The Gore Wanderers identified their main rivals as 2016 champions Old Boys, along with Queens Park at the start of the season, while all three teams were impacted by the absence of players involved in the Southland United combined team playing in the Southern Premier League.
According to coach Phil Williams, gaining seven out of nine points against their two main rivals effectively got the Wanderers to the title, with their only loss of the season coming against Thistle.
"So that has effectively got us to where we are by winning the big ones, that is what you want to do," he said.
"We are absolutely wrapped to get to the top-of-the-table to finish the season, I think it has been good to have the three rounds this year, it has meant that we have had six more games and six more opportunities to win some games and get some more combinations going."
"Otherwise, certainly in previous seasons with 12 games, if you lose a couple of early games you tend to have lost your chance to get through, which has happened the last couple of years, we are absolutely wrapped, the club is, it is a great thing for Gore and for the junior club as well, we have got young ones along here watching us, hopefully getting some incentive from it."
Former Gore player Ben Rea puts the team's success down to hard work.
"Gore's success this year I think is down to the effort they put in at training and the team spirit they have together as well as some great players," he said.
Challenges for the team
Having a team featuring both local and overseas players based throughout the Southland region, involved in the farming sector has its challenges.

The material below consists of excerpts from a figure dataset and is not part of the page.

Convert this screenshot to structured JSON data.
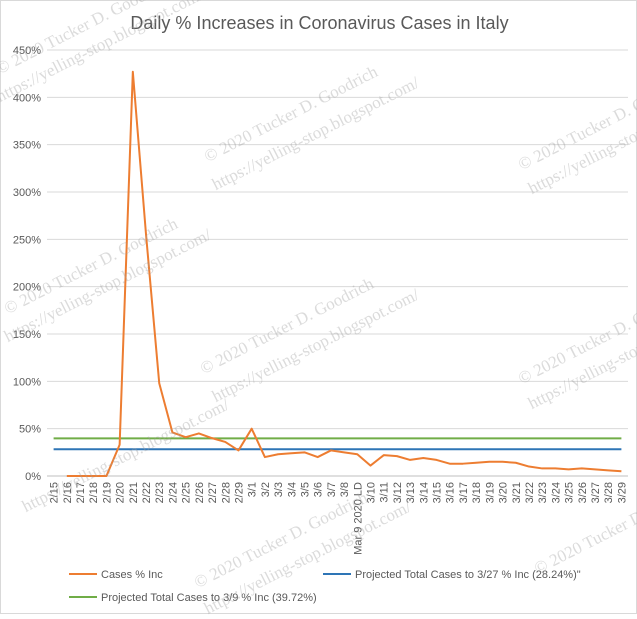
{
  "chart_data": {
    "type": "line",
    "title": "Daily % Increases in Coronavirus Cases in Italy",
    "xlabel": "",
    "ylabel": "",
    "ylim": [
      0,
      450
    ],
    "yticks": [
      "0%",
      "50%",
      "100%",
      "150%",
      "200%",
      "250%",
      "300%",
      "350%",
      "400%",
      "450%"
    ],
    "categories": [
      "2/15",
      "2/16",
      "2/17",
      "2/18",
      "2/19",
      "2/20",
      "2/21",
      "2/22",
      "2/23",
      "2/24",
      "2/25",
      "2/26",
      "2/27",
      "2/28",
      "2/29",
      "3/1",
      "3/2",
      "3/3",
      "3/4",
      "3/5",
      "3/6",
      "3/7",
      "3/8",
      "Mar 9 2020 LD",
      "3/10",
      "3/11",
      "3/12",
      "3/13",
      "3/14",
      "3/15",
      "3/16",
      "3/17",
      "3/18",
      "3/19",
      "3/20",
      "3/21",
      "3/22",
      "3/23",
      "3/24",
      "3/25",
      "3/26",
      "3/27",
      "3/28",
      "3/29"
    ],
    "series": [
      {
        "name": "Cases % Inc",
        "color": "#ed7d31",
        "values": [
          null,
          0,
          0,
          0,
          0,
          33,
          427,
          255,
          98,
          46,
          41,
          45,
          40,
          36,
          27,
          50,
          20,
          23,
          24,
          25,
          20,
          27,
          25,
          23,
          11,
          22,
          21,
          17,
          19,
          17,
          13,
          13,
          14,
          15,
          15,
          14,
          10,
          8,
          8,
          7,
          8,
          7,
          6,
          5
        ]
      },
      {
        "name": "Projected Total Cases to 3/27 % Inc (28.24%)\"",
        "color": "#2e75b6",
        "constant": 28.24
      },
      {
        "name": "Projected Total Cases to 3/9 % Inc (39.72%)",
        "color": "#70ad47",
        "constant": 39.72
      }
    ],
    "legend": "bottom",
    "grid": true,
    "watermark": [
      "© 2020 Tucker D. Goodrich",
      "https://yelling-stop.blogspot.com/"
    ]
  }
}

"It has probably been a bit tricky and it certainly is at the moment, we have got guys in Fiji and all over the world, in Holland," Williams said, towards the end of the season.
"Right through the season we have got guys that can't play because of calving, lambing and all those things going on, it is a peculiar sort of country thing, but one thing they are is super dedicated when they can get here."
With 12 of the senior squad being employed in farming, availability for training and playing is an ongoing issue through the season.
"It is very light numbers at training and guys really struggling and saying they are not sure if they are going to make it, Phil, because it is going to take me 80 minutes to get to the game, they are driving some big distances these guys, certainly for a town game," he said.
"Look, it is never an excuse, you turn up with who you have got, but you like to have the best team you can get out as well of course."
Rural football success looks to continue with Central Southland team Winton finishing sixth in their debut season in the Donald Gray Cup.
Their team features players from as far away as Te Anau and players from Japan, England and the Netherlands.
The Winton club consists of 11 junior teams with four from the Lumsden and Te Anau areas.
In the Southland women's division one, the new Queens Park Wyndham team based in Eastern Southland claimed the title.